CEOs now know: publicly stating "I replaced half of the staff with AI" will not lead to punishment; instead, it will be rewarded.

Lastly, after reading Dorsey’s shareholder letter and the full text on X last night, I had a feeling: this person is indeed not lying.

The company’s performance is good; he isn’t pretending to be suffering. The reason for the layoffs is AI; he did not seek other excuses. The severance package included 20 weeks of salary plus one week for each year worked, along with 6 months of health insurance and a $5,000 relocation fee, which is indeed more dignified than many companies provide.

He even arranged a live video broadcast to personally thank those being laid off. He himself said that this might come off as awkward.

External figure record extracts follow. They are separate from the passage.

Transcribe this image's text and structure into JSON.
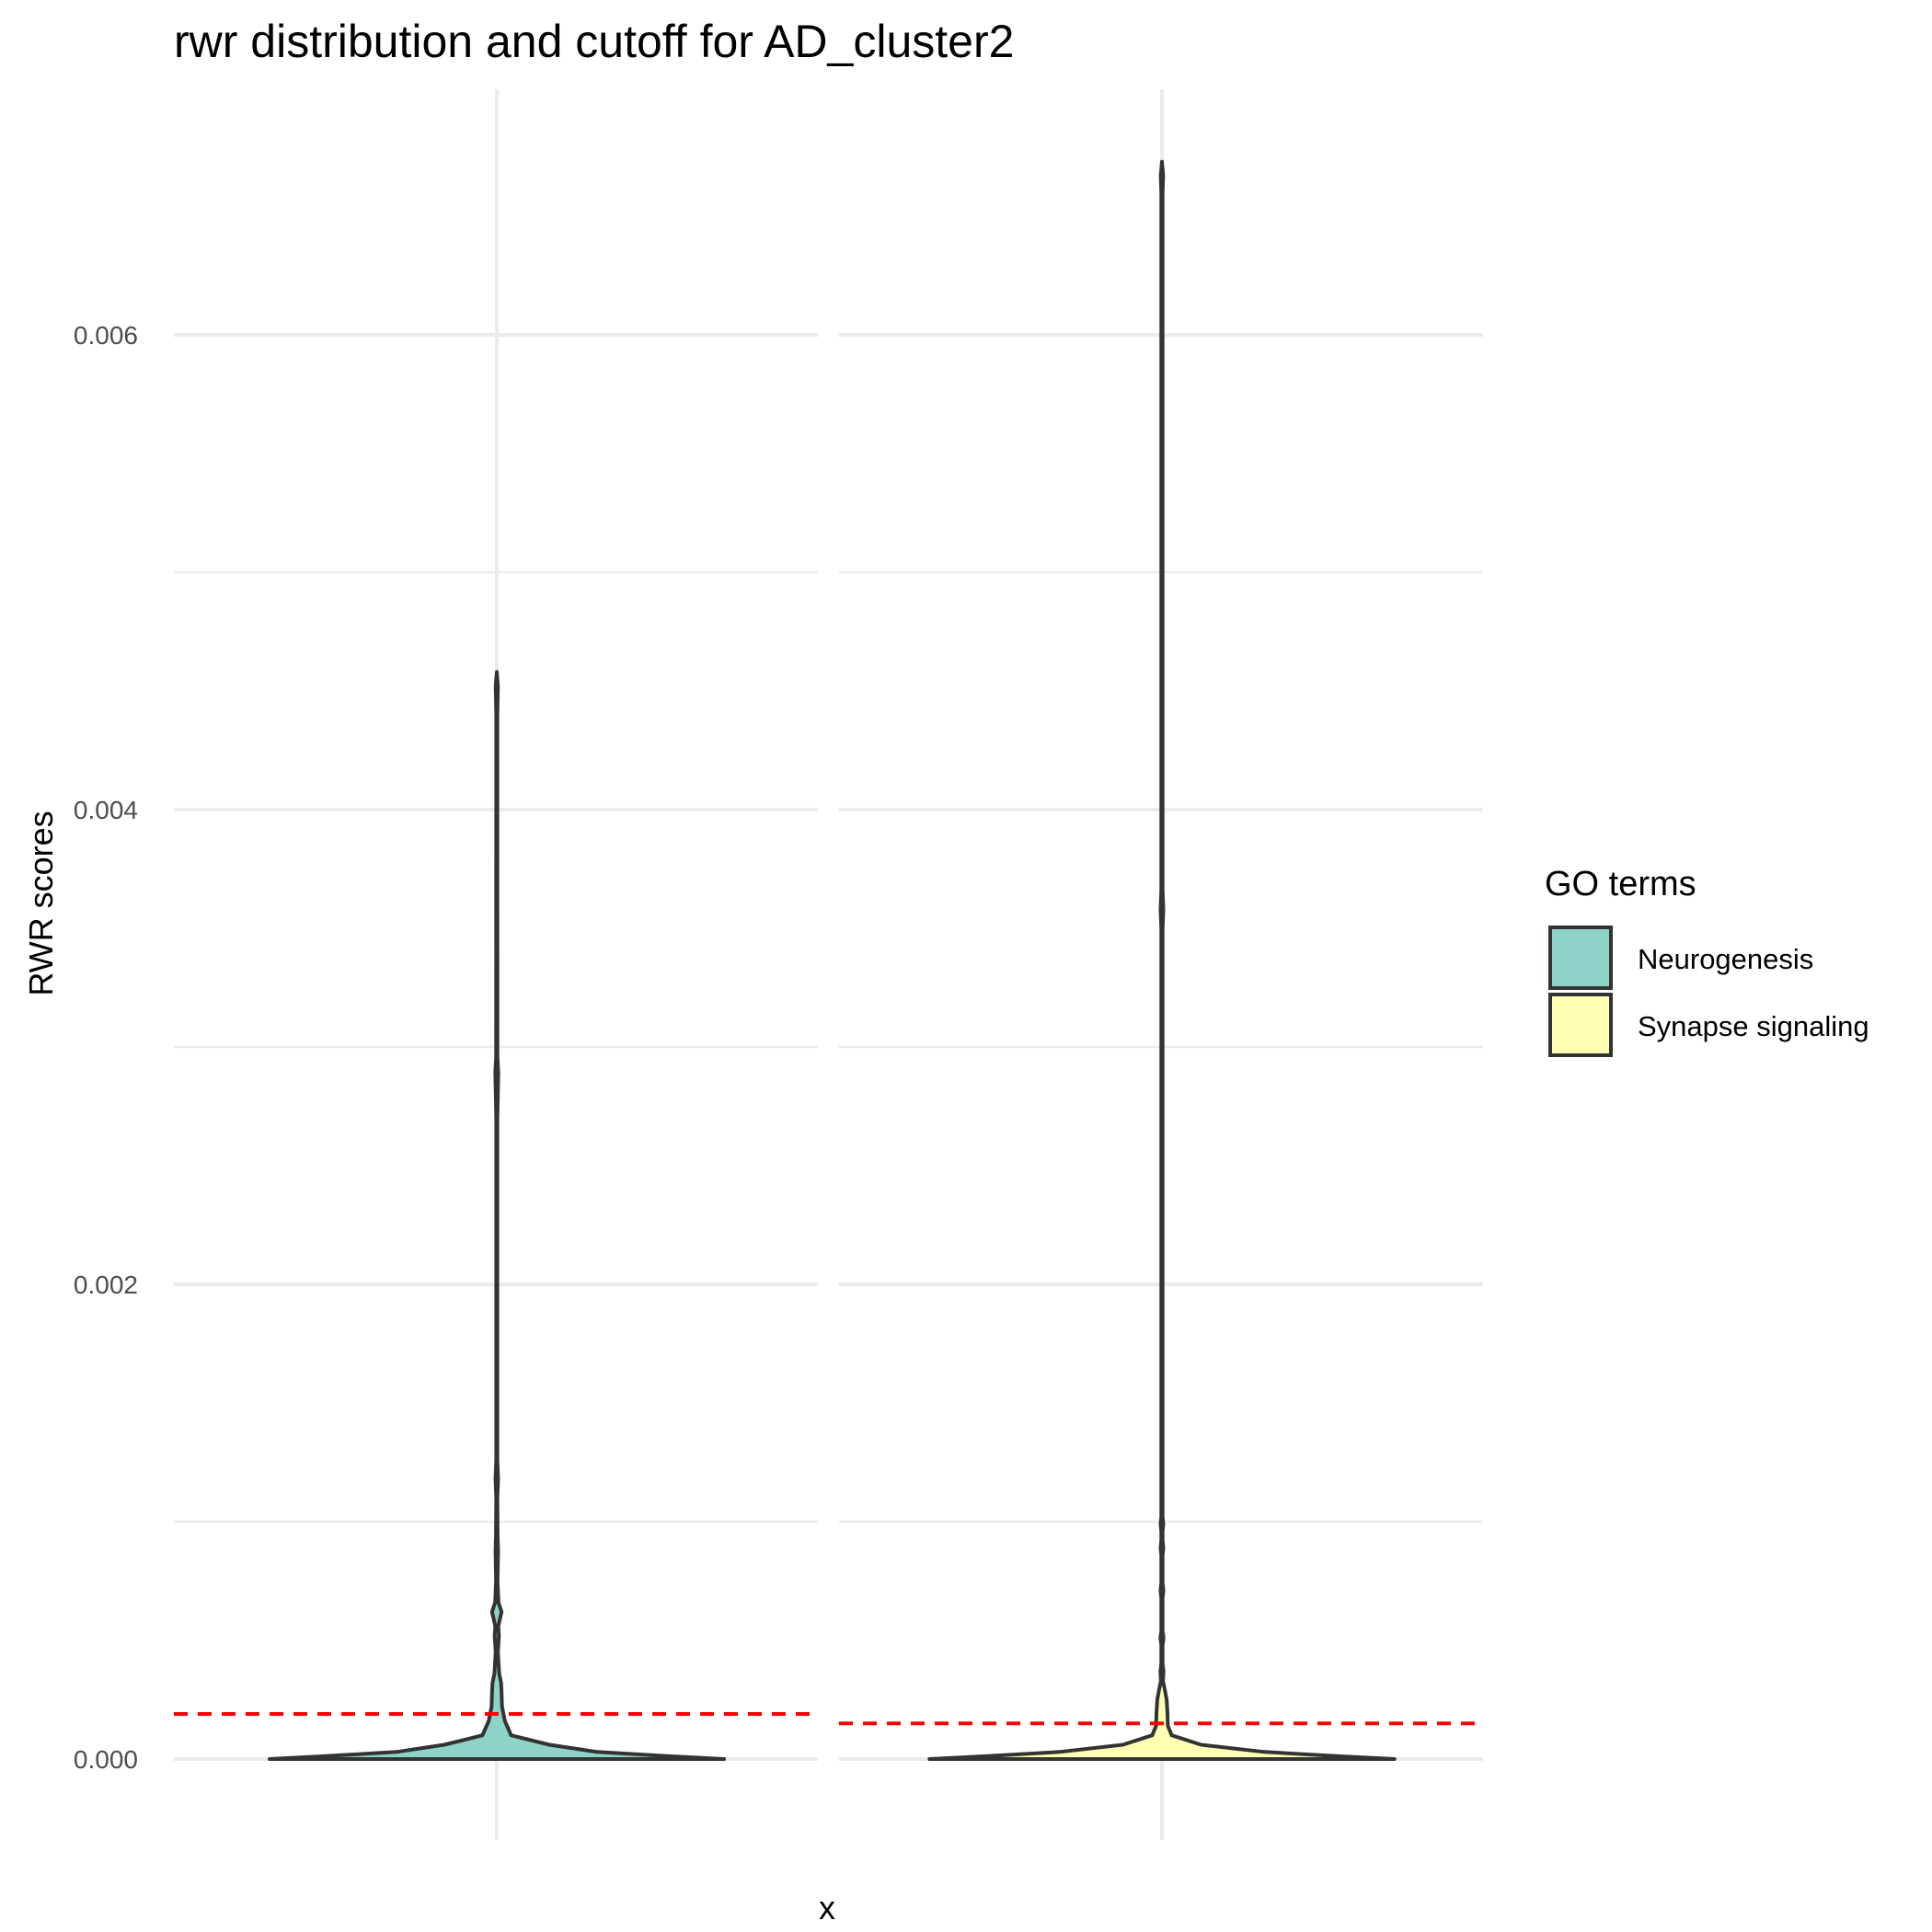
{
  "chart_data": {
    "type": "violin",
    "title": "rwr distribution and cutoff for AD_cluster2",
    "xlabel": "x",
    "ylabel": "RWR scores",
    "ylim": [
      -0.0004,
      0.0071
    ],
    "yticks": [
      0.0,
      0.002,
      0.004,
      0.006
    ],
    "ytick_labels": [
      "0.000",
      "0.002",
      "0.004",
      "0.006"
    ],
    "grid": true,
    "legend": {
      "title": "GO terms",
      "position": "right",
      "entries": [
        {
          "label": "Neurogenesis",
          "color": "#8dd3c7"
        },
        {
          "label": "Synapse signaling",
          "color": "#ffffb3"
        }
      ]
    },
    "panels": [
      {
        "name": "Neurogenesis",
        "color": "#8dd3c7",
        "max": 0.00458,
        "cutoff": 0.00019,
        "density_profile": [
          [
            0.0,
            0.95
          ],
          [
            1.2e-05,
            0.72
          ],
          [
            3e-05,
            0.42
          ],
          [
            6e-05,
            0.22
          ],
          [
            0.0001,
            0.06
          ],
          [
            0.00016,
            0.034
          ],
          [
            0.00022,
            0.022
          ],
          [
            0.00028,
            0.02
          ],
          [
            0.00032,
            0.018
          ],
          [
            0.00036,
            0.01
          ],
          [
            0.00045,
            0.0045
          ],
          [
            0.00052,
            0.009
          ],
          [
            0.00056,
            0.006
          ],
          [
            0.00062,
            0.02
          ],
          [
            0.00066,
            0.007
          ],
          [
            0.00075,
            0.003
          ],
          [
            0.00088,
            0.0055
          ],
          [
            0.00094,
            0.0035
          ],
          [
            0.0011,
            0.0025
          ],
          [
            0.00118,
            0.0055
          ],
          [
            0.00126,
            0.0025
          ],
          [
            0.0027,
            0.0025
          ],
          [
            0.00289,
            0.0062
          ],
          [
            0.00296,
            0.0028
          ],
          [
            0.0044,
            0.0025
          ],
          [
            0.00452,
            0.0045
          ],
          [
            0.00458,
            0.0
          ]
        ]
      },
      {
        "name": "Synapse signaling",
        "color": "#ffffb3",
        "max": 0.00673,
        "cutoff": 0.00015,
        "density_profile": [
          [
            0.0,
            0.95
          ],
          [
            1.2e-05,
            0.72
          ],
          [
            3e-05,
            0.42
          ],
          [
            6e-05,
            0.16
          ],
          [
            0.0001,
            0.04
          ],
          [
            0.00014,
            0.024
          ],
          [
            0.0002,
            0.022
          ],
          [
            0.00025,
            0.019
          ],
          [
            0.00029,
            0.012
          ],
          [
            0.00033,
            0.004
          ],
          [
            0.00037,
            0.0065
          ],
          [
            0.0004,
            0.0028
          ],
          [
            0.00048,
            0.0028
          ],
          [
            0.00051,
            0.0065
          ],
          [
            0.00054,
            0.0028
          ],
          [
            0.00068,
            0.0028
          ],
          [
            0.00071,
            0.0062
          ],
          [
            0.00074,
            0.0028
          ],
          [
            0.00086,
            0.0028
          ],
          [
            0.00089,
            0.0058
          ],
          [
            0.00092,
            0.0028
          ],
          [
            0.00096,
            0.0028
          ],
          [
            0.00099,
            0.0058
          ],
          [
            0.00102,
            0.0028
          ],
          [
            0.0035,
            0.0025
          ],
          [
            0.00358,
            0.0058
          ],
          [
            0.00366,
            0.0025
          ],
          [
            0.0066,
            0.0025
          ],
          [
            0.00667,
            0.0048
          ],
          [
            0.00673,
            0.0
          ]
        ]
      }
    ]
  }
}
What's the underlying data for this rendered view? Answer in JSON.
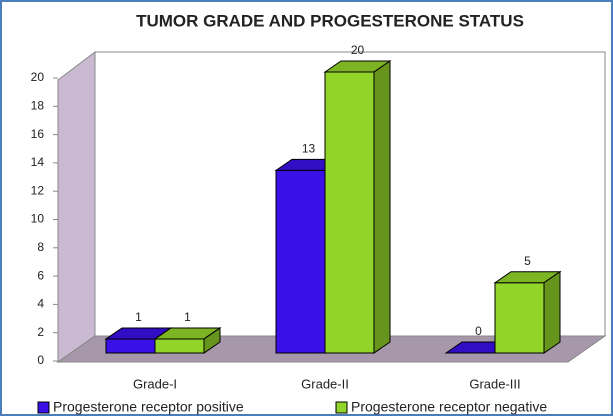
{
  "chart_data": {
    "type": "bar3d",
    "title": "TUMOR GRADE AND PROGESTERONE STATUS",
    "categories": [
      "Grade-I",
      "Grade-II",
      "Grade-III"
    ],
    "series": [
      {
        "name": "Progesterone receptor positive",
        "color": "#3a10e6",
        "values": [
          1,
          13,
          0
        ]
      },
      {
        "name": "Progesterone receptor negative",
        "color": "#92d42a",
        "values": [
          1,
          20,
          5
        ]
      }
    ],
    "ylim": [
      0,
      20
    ],
    "yticks": [
      0,
      2,
      4,
      6,
      8,
      10,
      12,
      14,
      16,
      18,
      20
    ],
    "legend": "bottom"
  }
}
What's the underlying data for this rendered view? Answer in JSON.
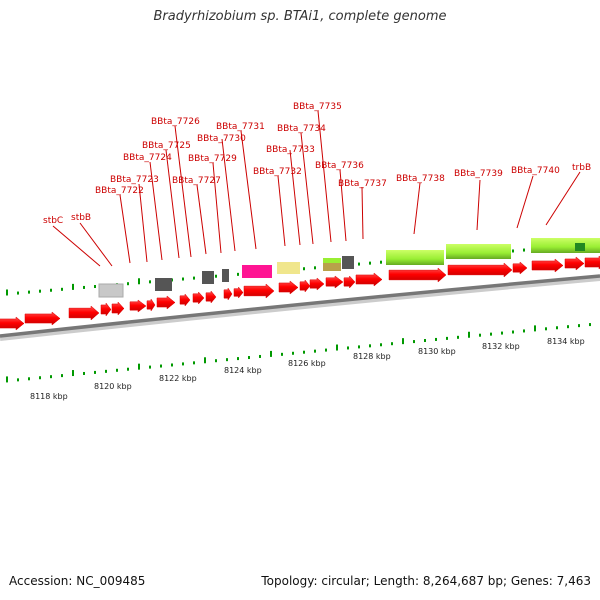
{
  "title": "Bradyrhizobium sp. BTAi1, complete genome",
  "footer": {
    "accession": "Accession: NC_009485",
    "topology": "Topology: circular; Length: 8,264,687 bp; Genes: 7,463"
  },
  "scale_labels": [
    "8118 kbp",
    "8120 kbp",
    "8122 kbp",
    "8124 kbp",
    "8126 kbp",
    "8128 kbp",
    "8130 kbp",
    "8132 kbp",
    "8134 kbp"
  ],
  "gene_labels": [
    "stbC",
    "stbB",
    "BBta_7722",
    "BBta_7723",
    "BBta_7724",
    "BBta_7725",
    "BBta_7726",
    "BBta_7727",
    "BBta_7729",
    "BBta_7730",
    "BBta_7731",
    "BBta_7732",
    "BBta_7733",
    "BBta_7734",
    "BBta_7735",
    "BBta_7736",
    "BBta_7737",
    "BBta_7738",
    "BBta_7739",
    "BBta_7740",
    "trbB"
  ],
  "colors": {
    "gene": "#ff0000",
    "label": "#cc0000",
    "tick": "#009900",
    "backbone": "#888888",
    "feature_light_gray": "#c8c8c8",
    "feature_dark_gray": "#555555",
    "feature_magenta": "#ff1493",
    "feature_khaki": "#f0e68c",
    "feature_olive": "#b8a14a",
    "feature_lime": "#99ee33"
  }
}
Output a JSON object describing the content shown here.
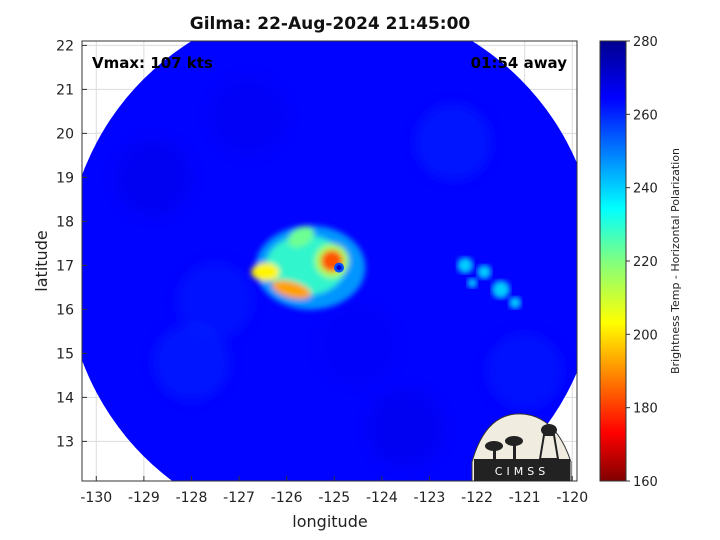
{
  "chart_data": {
    "type": "heatmap",
    "title": "Gilma: 22-Aug-2024 21:45:00",
    "annotations": {
      "vmax": "Vmax: 107 kts",
      "away": "01:54 away"
    },
    "xlabel": "longitude",
    "ylabel": "latitude",
    "xlim": [
      -130.3,
      -119.9
    ],
    "ylim": [
      12.1,
      22.1
    ],
    "xticks": [
      -130,
      -129,
      -128,
      -127,
      -126,
      -125,
      -124,
      -123,
      -122,
      -121,
      -120
    ],
    "yticks": [
      13,
      14,
      15,
      16,
      17,
      18,
      19,
      20,
      21,
      22
    ],
    "grid": true,
    "swath": {
      "center_lon": -125.05,
      "center_lat": 16.95,
      "radius_deg": 5.6
    },
    "background_temp_K": 264,
    "features": [
      {
        "name": "eye",
        "lon": -124.9,
        "lat": 16.95,
        "temp_K": 255
      },
      {
        "name": "eyewall",
        "lon": -125.05,
        "lat": 17.1,
        "temp_K": 183
      },
      {
        "name": "southwest rainband",
        "lon": -125.9,
        "lat": 16.45,
        "temp_K": 192
      },
      {
        "name": "west rainband",
        "lon": -126.45,
        "lat": 16.85,
        "temp_K": 202
      },
      {
        "name": "northwest band",
        "lon": -125.7,
        "lat": 17.65,
        "temp_K": 222
      },
      {
        "name": "east cells",
        "lon": -121.8,
        "lat": 16.7,
        "temp_K": 240
      }
    ],
    "colorbar": {
      "label": "Brightness Temp - Horizontal Polarization",
      "min": 160,
      "max": 280,
      "ticks": [
        160,
        180,
        200,
        220,
        240,
        260,
        280
      ],
      "colormap": "jet"
    },
    "logo_text": "CIMSS"
  }
}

We have reason to believe he is sincere.

But sincerity does not change anything. Those 4,000 people will still wake up tomorrow without a job, while Dorsey will wake up to a more valuable company.

There is a detail here worth noting for all workers.

Those employees at Block who were laid off were required to use AI every day in the past few weeks and to send weekly emails to the CEO to prove their value. They complied. Then they might still be laid off.

This means that being able to use AI does not guarantee your safety, nor does proving your value. When a company decides to do the same work with fewer people, your efforts only make that conclusion come sooner.

Dorsey said that most companies will do the same within a year.

I don't know if he is right, but one thing is certain:

When your boss starts to seriously investigate how many people AI can replace, you better also think seriously about whether your only source of income is this one salary.